I've found that a solution based on np.argpartition
is the fastest. It does require Numpy though, and it doesn't take into account the conversion of your list to a numpy array. But, in the end, if you wish to do some further number crunching down the line you might want to use numpy arrays since operations on those are typically much faster than operations on list. So I'm assuming this is the case for you.
First you should convert your list to an array:
import numpy as np
v = list(range(10000000))
var = np.array(v)
We can then use np.argpartition
%%time
ind = np.argpartition(var, -2)[-2]
CPU times: user 46.3 ms, sys: 25.9 ms, total: 72.2 ms
Wall time: 71.7 ms
ind = 9999998
, so the result seems correct.
Now if we compare with the other suggestions here:
%%time
v.pop(v.index(max(v)))
max(v)
CPU times: user 619 ms, sys: 1.96 ms, total: 621 ms
Wall time: 623 ms
About 10 times slower
%%time
heapq.nlargest(2,v)[1]
CPU times: user 2.66 s, sys: 1.84 ms, total: 2.66 s
Wall time: 2.66 s
Well... much slower
And the last one
largest, second_largest = v[0], v[0]
for x in v:
if x > largest:
largest, second_largest = x, largest
elif x > second_largest:
second_largest = x
print(largest, second_largest) # 999999 999998
CPU times: user 1.41 s, sys: 0 ns, total: 1.41 s
Wall time: 1.41 s
Again, many times slower.
The np.argpartition
solution seems the fastest if you plan to work with arrays somewhere down the line. If not, you will spend a lot of CPU time converting your list to an array that you won't be using again (see below). It still outperforms some other solutions though.

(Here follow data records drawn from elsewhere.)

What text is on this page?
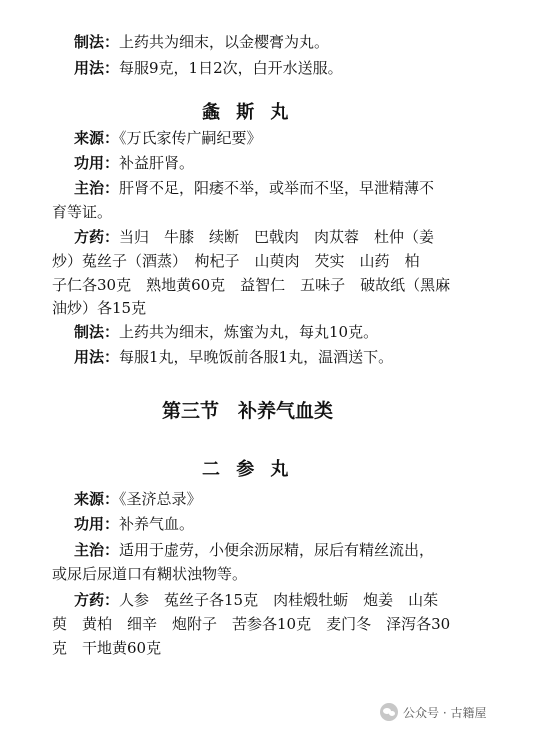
制法：上药共为细末，以金樱膏为丸。
用法：每服9克，1日2次，白开水送服。
螽斯丸
来源：《万氏家传广嗣纪要》
功用：补益肝肾。
主治：肝肾不足，阳痿不举，或举而不坚，早泄精薄不
育等证。
方药：当归　牛膝　续断　巴戟肉　肉苁蓉　杜仲（姜
炒）菟丝子（酒蒸）　枸杞子　山萸肉　芡实　山药　柏
子仁各30克　熟地黄60克　益智仁　五味子　破故纸（黑麻
油炒）各15克
制法：上药共为细末，炼蜜为丸，每丸10克。
用法：每服1丸，早晚饭前各服1丸，温酒送下。
第三节　补养气血类
二参丸
来源：《圣济总录》
功用：补养气血。
主治：适用于虚劳，小便余沥尿精，尿后有精丝流出，
或尿后尿道口有糊状浊物等。
方药：人参　菟丝子各15克　肉桂煅牡蛎　炮姜　山茱
萸　黄柏　细辛　炮附子　苦参各10克　麦门冬　泽泻各30
克　干地黄60克
公众号 · 古籍屋
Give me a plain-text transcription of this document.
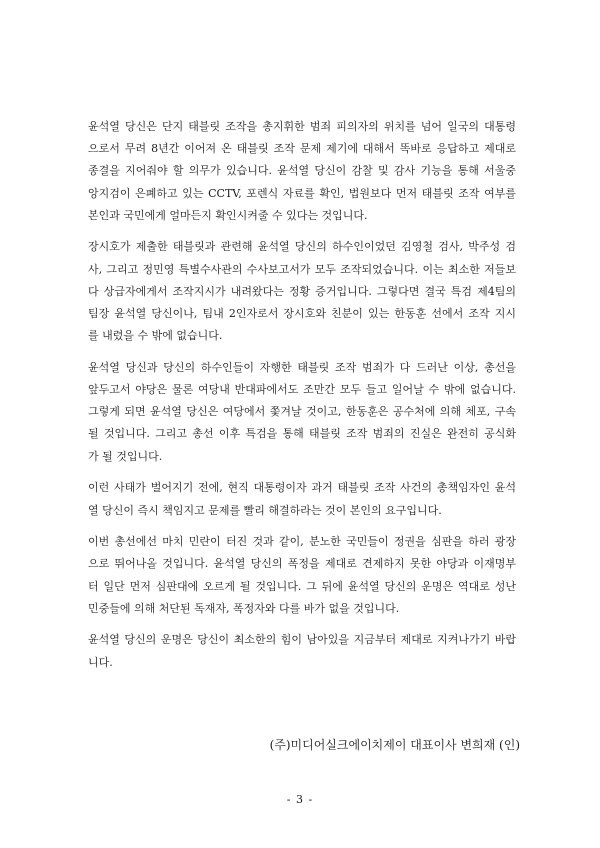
윤석열 당신은 단지 태블릿 조작을 총지휘한 범죄 피의자의 위치를 넘어 일국의 대통령
으로서 무려 8년간 이어져 온 태블릿 조작 문제 제기에 대해서 똑바로 응답하고 제대로
종결을 지어줘야 할 의무가 있습니다. 윤석열 당신이 감찰 및 감사 기능을 통해 서울중
앙지검이 은폐하고 있는 CCTV, 포렌식 자료를 확인, 법원보다 먼저 태블릿 조작 여부를
본인과 국민에게 얼마든지 확인시켜줄 수 있다는 것입니다.
장시호가 제출한 태블릿과 관련해 윤석열 당신의 하수인이었던 김영철 검사, 박주성 검
사, 그리고 정민영 특별수사관의 수사보고서가 모두 조작되었습니다. 이는 최소한 저들보
다 상급자에게서 조작지시가 내려왔다는 정황 증거입니다. 그렇다면 결국 특검 제4팀의
팀장 윤석열 당신이나, 팀내 2인자로서 장시호와 친분이 있는 한동훈 선에서 조작 지시
를 내렸을 수 밖에 없습니다.
윤석열 당신과 당신의 하수인들이 자행한 태블릿 조작 범죄가 다 드러난 이상, 총선을
앞두고서 야당은 물론 여당내 반대파에서도 조만간 모두 들고 일어날 수 밖에 없습니다.
그렇게 되면 윤석열 당신은 여당에서 쫓겨날 것이고, 한동훈은 공수처에 의해 체포, 구속
될 것입니다. 그리고 총선 이후 특검을 통해 태블릿 조작 범죄의 진실은 완전히 공식화
가 될 것입니다.
이런 사태가 벌어지기 전에, 현직 대통령이자 과거 태블릿 조작 사건의 총책임자인 윤석
열 당신이 즉시 책임지고 문제를 빨리 해결하라는 것이 본인의 요구입니다.
이번 총선에선 마치 민란이 터진 것과 같이, 분노한 국민들이 정권을 심판을 하러 광장
으로 뛰어나올 것입니다. 윤석열 당신의 폭정을 제대로 견제하지 못한 야당과 이재명부
터 일단 먼저 심판대에 오르게 될 것입니다. 그 뒤에 윤석열 당신의 운명은 역대로 성난
민중들에 의해 처단된 독재자, 폭정자와 다를 바가 없을 것입니다.
윤석열 당신의 운명은 당신이 최소한의 힘이 남아있을 지금부터 제대로 지켜나가기 바랍
니다.
(주)미디어실크에이치제이 대표이사 변희재 (인)
- 3 -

If we take into account the conversion to an array, we get this result:
%%time
var=np.array(v)
ind = np.argpartition(var, -2)[-2]
CPU times: user 867 ms, sys: 59 ms, total: 926 ms
Wall time: 924 ms
This question explains pretty well why this solution is faster. The reason is that you only perform a partial sort using np.argpartition
rather than fully sorting the list.